I heard Brad Bird on Talk of the Nation last week. Edna Mode is not necessarily Edith Head. He said that in each country he visits to promote the movie there are interviewers absolutely certain that they know the inspiration for Edna. In Japan it's some male designer. In France it's Coco Chanel. In the US it's either Edith Head or the actress Linda Hunt (That's who I originally thought of). There are others, and each person that brings a theary to him can identify a "tell" that proves that it's their person, not the others. It was a good interview give it a listen.
posted by putzface_dickman at 6:29 AM on December 22, 2004


I cut and pasted the lyrics, but I wouldn't put a "Helen Girlie Brown" past TMBG, honestly.
posted by ticopelp at 6:32 AM on December 22, 2004


putzface, thanks for that link. I, too, thought it was Linda Hunt - with Anna Wintour's hair and Tennesee Williams' glasses... Obviously, I spent way too much time thinking about it, when I should have just been watching the movie...
posted by JollyWanker at 7:45 AM on December 22, 2004


Yeah, FOB, I felt the same way, I was just getting into it when it suddenly crashed to a halt. Seemed like there was plenty more to say for those geeky enough to care about the algorithms necessary to make cloth not fold into itself. But I guess Salon wanted to keep it "general-interest." Too bad.

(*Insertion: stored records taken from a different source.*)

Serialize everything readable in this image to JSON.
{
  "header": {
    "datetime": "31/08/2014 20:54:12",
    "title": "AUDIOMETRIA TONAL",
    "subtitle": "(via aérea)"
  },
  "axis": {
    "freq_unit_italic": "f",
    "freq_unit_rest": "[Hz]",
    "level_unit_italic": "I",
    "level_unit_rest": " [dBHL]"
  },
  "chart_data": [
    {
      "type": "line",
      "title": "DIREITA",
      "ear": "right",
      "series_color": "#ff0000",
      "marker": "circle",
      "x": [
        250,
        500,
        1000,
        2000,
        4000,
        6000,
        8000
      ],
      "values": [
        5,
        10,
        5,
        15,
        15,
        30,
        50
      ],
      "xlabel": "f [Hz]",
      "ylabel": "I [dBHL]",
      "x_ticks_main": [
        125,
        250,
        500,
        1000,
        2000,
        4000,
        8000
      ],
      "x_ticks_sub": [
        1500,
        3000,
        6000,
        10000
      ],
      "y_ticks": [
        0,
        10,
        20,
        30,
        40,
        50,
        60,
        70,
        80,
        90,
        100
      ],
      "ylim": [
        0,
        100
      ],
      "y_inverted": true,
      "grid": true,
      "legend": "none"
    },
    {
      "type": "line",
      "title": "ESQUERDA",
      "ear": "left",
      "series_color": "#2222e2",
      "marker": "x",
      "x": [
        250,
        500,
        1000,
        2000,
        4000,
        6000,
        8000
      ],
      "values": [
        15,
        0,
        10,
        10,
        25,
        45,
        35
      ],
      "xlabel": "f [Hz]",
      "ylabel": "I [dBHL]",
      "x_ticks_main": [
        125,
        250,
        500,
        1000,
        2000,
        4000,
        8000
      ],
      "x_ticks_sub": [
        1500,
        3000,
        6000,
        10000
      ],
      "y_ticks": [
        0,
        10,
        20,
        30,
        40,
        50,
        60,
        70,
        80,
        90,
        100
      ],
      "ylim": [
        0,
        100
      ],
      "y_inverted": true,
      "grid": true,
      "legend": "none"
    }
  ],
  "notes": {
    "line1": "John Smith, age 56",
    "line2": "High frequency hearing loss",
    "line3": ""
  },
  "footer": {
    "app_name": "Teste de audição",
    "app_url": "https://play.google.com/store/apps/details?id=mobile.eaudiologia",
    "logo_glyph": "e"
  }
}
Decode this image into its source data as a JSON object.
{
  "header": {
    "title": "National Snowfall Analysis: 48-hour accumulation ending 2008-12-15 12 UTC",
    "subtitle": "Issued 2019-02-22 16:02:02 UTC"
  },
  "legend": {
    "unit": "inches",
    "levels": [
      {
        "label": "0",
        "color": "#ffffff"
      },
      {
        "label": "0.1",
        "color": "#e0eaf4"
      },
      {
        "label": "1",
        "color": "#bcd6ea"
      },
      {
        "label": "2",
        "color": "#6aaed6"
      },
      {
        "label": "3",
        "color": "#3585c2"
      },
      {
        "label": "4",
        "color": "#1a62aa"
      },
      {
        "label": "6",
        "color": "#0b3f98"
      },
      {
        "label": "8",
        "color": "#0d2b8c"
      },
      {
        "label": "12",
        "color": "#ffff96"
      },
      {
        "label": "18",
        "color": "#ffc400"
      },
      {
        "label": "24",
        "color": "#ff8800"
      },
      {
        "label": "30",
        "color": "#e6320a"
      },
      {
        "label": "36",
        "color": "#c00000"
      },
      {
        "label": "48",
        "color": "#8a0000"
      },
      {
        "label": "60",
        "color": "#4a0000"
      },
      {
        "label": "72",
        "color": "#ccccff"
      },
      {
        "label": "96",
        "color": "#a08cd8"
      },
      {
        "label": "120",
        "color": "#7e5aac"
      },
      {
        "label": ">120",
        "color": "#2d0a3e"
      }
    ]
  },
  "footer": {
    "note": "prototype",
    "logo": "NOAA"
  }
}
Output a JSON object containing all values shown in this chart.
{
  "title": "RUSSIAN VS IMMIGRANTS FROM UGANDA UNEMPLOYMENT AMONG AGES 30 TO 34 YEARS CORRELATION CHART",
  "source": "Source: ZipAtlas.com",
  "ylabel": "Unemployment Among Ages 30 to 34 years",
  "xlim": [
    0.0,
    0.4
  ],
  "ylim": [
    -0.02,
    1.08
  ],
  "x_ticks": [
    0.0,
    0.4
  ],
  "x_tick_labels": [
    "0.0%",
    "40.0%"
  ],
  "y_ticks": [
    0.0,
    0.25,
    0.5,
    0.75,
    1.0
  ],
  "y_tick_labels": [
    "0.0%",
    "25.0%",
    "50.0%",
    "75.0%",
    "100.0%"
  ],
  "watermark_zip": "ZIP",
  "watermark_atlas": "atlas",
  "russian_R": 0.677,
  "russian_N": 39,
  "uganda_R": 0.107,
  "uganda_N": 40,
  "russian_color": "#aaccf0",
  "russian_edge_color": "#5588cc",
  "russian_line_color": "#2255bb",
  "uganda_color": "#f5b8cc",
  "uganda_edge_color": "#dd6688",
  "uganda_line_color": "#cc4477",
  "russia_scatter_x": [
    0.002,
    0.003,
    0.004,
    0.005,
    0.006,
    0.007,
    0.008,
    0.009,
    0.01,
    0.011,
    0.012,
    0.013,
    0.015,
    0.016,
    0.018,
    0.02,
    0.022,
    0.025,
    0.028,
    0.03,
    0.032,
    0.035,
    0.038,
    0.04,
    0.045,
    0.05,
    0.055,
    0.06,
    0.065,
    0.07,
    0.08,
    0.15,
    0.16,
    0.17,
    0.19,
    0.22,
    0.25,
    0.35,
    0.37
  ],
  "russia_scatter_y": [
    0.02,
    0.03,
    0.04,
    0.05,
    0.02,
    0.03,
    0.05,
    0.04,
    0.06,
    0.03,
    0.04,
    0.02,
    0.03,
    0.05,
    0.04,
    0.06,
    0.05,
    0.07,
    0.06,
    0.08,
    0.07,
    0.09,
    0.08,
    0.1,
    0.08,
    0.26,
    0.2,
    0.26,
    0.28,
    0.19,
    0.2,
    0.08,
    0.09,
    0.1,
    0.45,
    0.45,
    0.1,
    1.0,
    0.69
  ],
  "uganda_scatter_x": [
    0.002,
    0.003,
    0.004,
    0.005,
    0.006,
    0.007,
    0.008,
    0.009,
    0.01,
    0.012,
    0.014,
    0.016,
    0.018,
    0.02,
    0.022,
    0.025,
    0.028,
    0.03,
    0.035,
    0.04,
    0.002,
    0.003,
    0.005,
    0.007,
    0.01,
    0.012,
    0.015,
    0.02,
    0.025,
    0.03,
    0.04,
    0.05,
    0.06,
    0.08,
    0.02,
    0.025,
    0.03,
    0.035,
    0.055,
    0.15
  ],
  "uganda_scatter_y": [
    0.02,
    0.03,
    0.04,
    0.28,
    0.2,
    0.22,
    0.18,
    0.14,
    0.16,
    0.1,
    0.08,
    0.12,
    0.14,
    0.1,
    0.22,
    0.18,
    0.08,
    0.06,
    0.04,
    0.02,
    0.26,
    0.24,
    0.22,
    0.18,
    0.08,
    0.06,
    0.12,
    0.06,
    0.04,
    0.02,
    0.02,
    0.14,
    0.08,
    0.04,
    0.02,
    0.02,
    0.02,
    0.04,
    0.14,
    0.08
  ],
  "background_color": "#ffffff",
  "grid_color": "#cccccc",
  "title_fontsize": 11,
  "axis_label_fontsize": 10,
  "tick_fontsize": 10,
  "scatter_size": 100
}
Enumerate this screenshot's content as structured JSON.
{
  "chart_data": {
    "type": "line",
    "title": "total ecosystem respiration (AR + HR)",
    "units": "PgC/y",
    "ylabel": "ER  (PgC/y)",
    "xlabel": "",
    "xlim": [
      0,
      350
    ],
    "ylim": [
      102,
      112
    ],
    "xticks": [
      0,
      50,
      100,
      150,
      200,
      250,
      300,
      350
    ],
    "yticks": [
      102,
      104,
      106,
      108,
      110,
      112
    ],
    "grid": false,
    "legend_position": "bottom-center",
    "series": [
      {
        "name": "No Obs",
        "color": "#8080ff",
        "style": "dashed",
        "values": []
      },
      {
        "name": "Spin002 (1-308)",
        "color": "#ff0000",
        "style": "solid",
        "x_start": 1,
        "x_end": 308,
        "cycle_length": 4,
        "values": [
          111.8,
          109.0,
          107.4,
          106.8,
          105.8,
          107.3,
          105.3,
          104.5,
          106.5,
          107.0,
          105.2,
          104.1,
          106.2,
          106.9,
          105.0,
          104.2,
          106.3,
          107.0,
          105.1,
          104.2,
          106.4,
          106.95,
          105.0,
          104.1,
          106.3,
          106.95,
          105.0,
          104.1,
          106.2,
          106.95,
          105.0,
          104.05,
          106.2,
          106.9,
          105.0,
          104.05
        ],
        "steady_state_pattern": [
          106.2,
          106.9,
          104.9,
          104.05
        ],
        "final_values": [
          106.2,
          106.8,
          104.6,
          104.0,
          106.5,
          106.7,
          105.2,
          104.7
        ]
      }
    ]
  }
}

weapons-grade pandemonium, dunno if you saw this thread, probably a better repository for content-based thoughts (and still a week left to leave 'em there!).
posted by soyjoy at 8:05 AM on December 22, 2004


Edith Head? Coco Chanel?

And here I thought she was just a not-quite-stereotypical "designer" with a great house. Go figure.
posted by codger at 10:45 AM on December 22, 2004


State & Main: "Who designed these costumes? It looks like Edith Head puked, and that puke designed the costumes!"

By unloading this not particularly funny movie quote here, I'm hoping to get it out of my head.